Seguiu dali para o Lar Montepio, também no Montijo, onde procurou — mais uma vez — mostrar a sua vertente social, como antigo secretário de Estados da Segurança Social, apontando que este foi “o seu trabalho durante anos, o desenvolvimento destes equipamentos sociais”. Faliu dos cuidados continuados, que existem naquele lar e também da “rede de 9 mil camas” que diz ter mão sua no país.

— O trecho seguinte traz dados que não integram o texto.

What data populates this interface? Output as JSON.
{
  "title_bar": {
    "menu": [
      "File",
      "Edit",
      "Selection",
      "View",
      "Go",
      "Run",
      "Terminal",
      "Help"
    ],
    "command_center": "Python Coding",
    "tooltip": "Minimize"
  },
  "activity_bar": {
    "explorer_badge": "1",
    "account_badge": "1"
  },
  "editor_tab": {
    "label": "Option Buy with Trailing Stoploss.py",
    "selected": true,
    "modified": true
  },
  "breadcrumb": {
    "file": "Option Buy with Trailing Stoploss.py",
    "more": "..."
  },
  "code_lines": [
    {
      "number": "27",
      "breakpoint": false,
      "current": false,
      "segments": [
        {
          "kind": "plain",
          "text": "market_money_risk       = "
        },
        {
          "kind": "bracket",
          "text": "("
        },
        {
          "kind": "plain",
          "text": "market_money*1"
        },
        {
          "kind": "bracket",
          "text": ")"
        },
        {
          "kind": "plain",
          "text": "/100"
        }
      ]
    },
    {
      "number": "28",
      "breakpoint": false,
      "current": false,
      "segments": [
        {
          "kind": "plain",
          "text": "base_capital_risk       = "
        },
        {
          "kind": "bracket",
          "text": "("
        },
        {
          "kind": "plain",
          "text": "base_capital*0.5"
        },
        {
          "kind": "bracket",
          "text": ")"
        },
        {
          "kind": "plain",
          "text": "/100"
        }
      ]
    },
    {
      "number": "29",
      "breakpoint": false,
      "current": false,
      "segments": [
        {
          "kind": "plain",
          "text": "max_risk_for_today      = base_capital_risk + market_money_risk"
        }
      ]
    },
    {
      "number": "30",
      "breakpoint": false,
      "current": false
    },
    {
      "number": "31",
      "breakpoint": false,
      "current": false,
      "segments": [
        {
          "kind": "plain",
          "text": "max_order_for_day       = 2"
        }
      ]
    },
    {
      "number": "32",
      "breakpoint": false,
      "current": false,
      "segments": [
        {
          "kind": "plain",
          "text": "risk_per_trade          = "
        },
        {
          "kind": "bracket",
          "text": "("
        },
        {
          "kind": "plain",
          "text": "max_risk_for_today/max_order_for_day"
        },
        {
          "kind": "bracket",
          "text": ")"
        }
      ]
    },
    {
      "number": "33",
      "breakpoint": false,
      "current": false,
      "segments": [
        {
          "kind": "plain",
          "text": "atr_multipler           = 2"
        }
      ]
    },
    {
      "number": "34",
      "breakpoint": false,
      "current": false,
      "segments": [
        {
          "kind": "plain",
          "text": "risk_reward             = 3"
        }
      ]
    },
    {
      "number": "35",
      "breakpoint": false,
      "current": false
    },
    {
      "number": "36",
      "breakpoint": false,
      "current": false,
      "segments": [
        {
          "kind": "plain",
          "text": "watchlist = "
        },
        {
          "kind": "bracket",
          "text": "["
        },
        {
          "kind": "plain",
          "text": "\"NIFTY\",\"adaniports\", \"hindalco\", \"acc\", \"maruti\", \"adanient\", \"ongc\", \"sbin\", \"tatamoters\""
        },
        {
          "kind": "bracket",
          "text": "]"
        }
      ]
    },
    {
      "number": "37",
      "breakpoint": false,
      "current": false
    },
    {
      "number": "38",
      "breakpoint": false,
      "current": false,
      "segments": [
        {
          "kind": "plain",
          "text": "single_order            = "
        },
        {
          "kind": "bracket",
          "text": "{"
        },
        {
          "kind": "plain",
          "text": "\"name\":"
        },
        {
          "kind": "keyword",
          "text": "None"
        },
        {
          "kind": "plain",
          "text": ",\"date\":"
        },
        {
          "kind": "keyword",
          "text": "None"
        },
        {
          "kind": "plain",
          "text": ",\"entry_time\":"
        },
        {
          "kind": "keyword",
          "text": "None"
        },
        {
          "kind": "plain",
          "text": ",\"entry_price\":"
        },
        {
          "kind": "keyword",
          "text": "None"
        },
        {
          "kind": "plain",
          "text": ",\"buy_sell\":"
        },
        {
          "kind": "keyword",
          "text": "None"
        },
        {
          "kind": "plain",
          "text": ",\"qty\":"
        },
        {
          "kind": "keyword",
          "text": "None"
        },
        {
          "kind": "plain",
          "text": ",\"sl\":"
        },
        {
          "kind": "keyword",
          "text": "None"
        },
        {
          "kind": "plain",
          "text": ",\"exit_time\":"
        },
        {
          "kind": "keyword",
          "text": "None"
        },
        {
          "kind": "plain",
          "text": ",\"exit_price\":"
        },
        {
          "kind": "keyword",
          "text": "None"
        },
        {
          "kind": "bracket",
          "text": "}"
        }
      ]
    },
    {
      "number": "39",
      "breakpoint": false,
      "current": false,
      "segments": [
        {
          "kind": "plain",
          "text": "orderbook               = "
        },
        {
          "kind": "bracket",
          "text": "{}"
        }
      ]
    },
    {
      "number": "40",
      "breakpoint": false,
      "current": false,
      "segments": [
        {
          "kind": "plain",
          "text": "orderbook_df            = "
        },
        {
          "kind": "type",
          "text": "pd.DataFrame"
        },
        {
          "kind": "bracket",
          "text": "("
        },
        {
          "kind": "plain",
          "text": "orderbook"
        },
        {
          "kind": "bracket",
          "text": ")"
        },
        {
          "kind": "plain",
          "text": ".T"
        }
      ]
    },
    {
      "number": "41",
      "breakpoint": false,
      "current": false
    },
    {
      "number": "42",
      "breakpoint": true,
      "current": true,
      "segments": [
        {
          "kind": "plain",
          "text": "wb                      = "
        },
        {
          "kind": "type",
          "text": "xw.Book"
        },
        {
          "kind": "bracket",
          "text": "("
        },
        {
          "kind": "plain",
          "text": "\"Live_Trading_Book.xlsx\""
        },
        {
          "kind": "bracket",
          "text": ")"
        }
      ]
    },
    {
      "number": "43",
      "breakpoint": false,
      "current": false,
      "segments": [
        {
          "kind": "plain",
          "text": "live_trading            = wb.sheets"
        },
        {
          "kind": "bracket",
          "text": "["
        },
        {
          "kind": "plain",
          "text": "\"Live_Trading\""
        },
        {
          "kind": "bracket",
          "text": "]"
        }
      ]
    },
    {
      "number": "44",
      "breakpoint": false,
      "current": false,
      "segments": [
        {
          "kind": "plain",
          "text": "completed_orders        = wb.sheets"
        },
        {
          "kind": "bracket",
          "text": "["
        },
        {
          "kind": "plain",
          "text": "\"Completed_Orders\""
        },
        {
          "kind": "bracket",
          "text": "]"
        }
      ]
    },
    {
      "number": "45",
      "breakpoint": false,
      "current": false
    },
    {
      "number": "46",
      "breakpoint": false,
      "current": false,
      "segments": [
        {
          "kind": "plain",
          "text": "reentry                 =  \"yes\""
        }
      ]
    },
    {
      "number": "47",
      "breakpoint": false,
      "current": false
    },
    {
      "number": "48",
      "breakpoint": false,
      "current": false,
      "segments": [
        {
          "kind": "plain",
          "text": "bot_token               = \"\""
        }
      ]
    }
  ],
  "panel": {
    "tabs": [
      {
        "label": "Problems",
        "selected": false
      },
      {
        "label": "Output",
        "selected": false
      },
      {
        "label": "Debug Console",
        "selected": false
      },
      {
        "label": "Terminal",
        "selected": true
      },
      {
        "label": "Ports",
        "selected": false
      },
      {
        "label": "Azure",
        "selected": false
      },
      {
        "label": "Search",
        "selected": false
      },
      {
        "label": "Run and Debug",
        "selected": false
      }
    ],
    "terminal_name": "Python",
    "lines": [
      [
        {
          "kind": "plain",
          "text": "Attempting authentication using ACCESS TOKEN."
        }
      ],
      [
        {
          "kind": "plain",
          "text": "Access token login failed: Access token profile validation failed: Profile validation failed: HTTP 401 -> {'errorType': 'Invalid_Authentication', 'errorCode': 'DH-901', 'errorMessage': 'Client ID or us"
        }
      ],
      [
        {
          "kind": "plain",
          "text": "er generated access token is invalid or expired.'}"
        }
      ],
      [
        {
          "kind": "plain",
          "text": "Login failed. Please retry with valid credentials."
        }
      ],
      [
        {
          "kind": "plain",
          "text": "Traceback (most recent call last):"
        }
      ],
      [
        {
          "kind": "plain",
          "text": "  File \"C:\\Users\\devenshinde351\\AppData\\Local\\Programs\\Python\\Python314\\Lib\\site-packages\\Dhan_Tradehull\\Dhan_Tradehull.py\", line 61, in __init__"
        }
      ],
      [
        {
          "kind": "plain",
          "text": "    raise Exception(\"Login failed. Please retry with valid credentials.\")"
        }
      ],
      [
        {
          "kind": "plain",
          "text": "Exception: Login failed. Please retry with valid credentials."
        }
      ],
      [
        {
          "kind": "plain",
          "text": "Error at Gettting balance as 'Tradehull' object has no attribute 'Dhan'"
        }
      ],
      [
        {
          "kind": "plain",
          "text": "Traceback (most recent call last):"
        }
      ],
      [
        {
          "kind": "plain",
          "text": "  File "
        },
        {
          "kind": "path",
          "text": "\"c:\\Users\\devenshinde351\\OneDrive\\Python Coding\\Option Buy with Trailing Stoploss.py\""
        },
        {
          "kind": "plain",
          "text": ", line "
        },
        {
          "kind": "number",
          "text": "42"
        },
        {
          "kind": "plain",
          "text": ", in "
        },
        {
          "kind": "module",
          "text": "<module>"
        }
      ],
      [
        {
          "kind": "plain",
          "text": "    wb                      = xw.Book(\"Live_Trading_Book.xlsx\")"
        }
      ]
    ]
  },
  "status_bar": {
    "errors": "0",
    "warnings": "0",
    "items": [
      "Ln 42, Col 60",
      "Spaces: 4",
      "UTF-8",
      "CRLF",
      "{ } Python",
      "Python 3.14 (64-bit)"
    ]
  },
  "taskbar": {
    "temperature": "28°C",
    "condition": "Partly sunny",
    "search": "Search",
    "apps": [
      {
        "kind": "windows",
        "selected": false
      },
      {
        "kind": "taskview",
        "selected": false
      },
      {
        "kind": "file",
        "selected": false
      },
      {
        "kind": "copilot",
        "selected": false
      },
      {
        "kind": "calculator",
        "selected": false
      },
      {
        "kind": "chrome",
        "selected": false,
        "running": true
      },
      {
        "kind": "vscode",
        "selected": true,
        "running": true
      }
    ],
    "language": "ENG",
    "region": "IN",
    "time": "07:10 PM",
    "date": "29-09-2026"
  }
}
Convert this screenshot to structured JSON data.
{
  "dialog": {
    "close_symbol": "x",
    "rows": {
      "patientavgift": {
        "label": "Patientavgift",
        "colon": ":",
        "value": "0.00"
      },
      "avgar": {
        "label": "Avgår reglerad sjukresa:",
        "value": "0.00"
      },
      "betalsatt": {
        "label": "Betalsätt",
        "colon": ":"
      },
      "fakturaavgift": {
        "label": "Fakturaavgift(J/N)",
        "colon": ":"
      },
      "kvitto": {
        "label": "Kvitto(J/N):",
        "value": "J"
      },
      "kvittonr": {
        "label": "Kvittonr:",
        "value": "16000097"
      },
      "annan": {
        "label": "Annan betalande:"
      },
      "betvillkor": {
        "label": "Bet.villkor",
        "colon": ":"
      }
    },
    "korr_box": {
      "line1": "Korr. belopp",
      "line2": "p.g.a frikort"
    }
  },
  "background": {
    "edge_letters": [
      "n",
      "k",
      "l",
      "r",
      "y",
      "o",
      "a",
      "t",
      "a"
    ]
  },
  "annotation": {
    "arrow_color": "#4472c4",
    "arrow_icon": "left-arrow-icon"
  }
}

À sua espera, na entrada do Lar, estava a tuna da Universidade Sénior a cantar o “Menina estás à janela” que o candidato acompanhou antes de seguir a visita às instalações. E ao quarto da Dona Olívia que lhe explica que já não vai em bailaricos porque uma lesão na anca já não a deixa. Mas que no lar tem atividades diárias fora, como a dia ao cinema que aguardava para o dia seguinte. Pedro Marques ri-se, deseja-lhe saúde, ouve um “vai correr tudo bem se Deus quiser”.
Mas o candidato dos “pés na terra” (a resposta ao helicóptero de Rangel que todos os dias aparece no discurso socialista) e da campanha “sem calúnias”, prefere acreditar no terreno. Por isso alerta para quem regressa à campanha do PSD. Não refere Passos Coelho, nem Ferreira Leite, nem Paulo Portas, mas antes “os protagonistas do passado”. “De alguma maneira facilitam-me a campanha”, admite para logo depois alertar para o que considera que representam: “Corte das pensões, dos rendimentos, o enorme aumento de impostos”. E o candidato Rangel coloca-o entre os que “aplaudiram esses corte”.
Também a secretária-geral adjunta do PS, Ana Catarina Mendes, falou de Passos e Porta para classificar de “pedagógico” o “regresso à cena política”, na medida em que recorda os portugueses “dos rostos de quem empobrece, de quem cortou, convidou a emigrar, depauperou os serviços públicos”. E são rostos “que apoiam Rangel e Melo”, lembra ainda.
À noite, o jantar-comício será em Setúbal e volta a ter a participação do líder socialista António Costa. Mas também Mário Centeno, o ministro das Finanças do Governo e também presidente do Eurogrupo.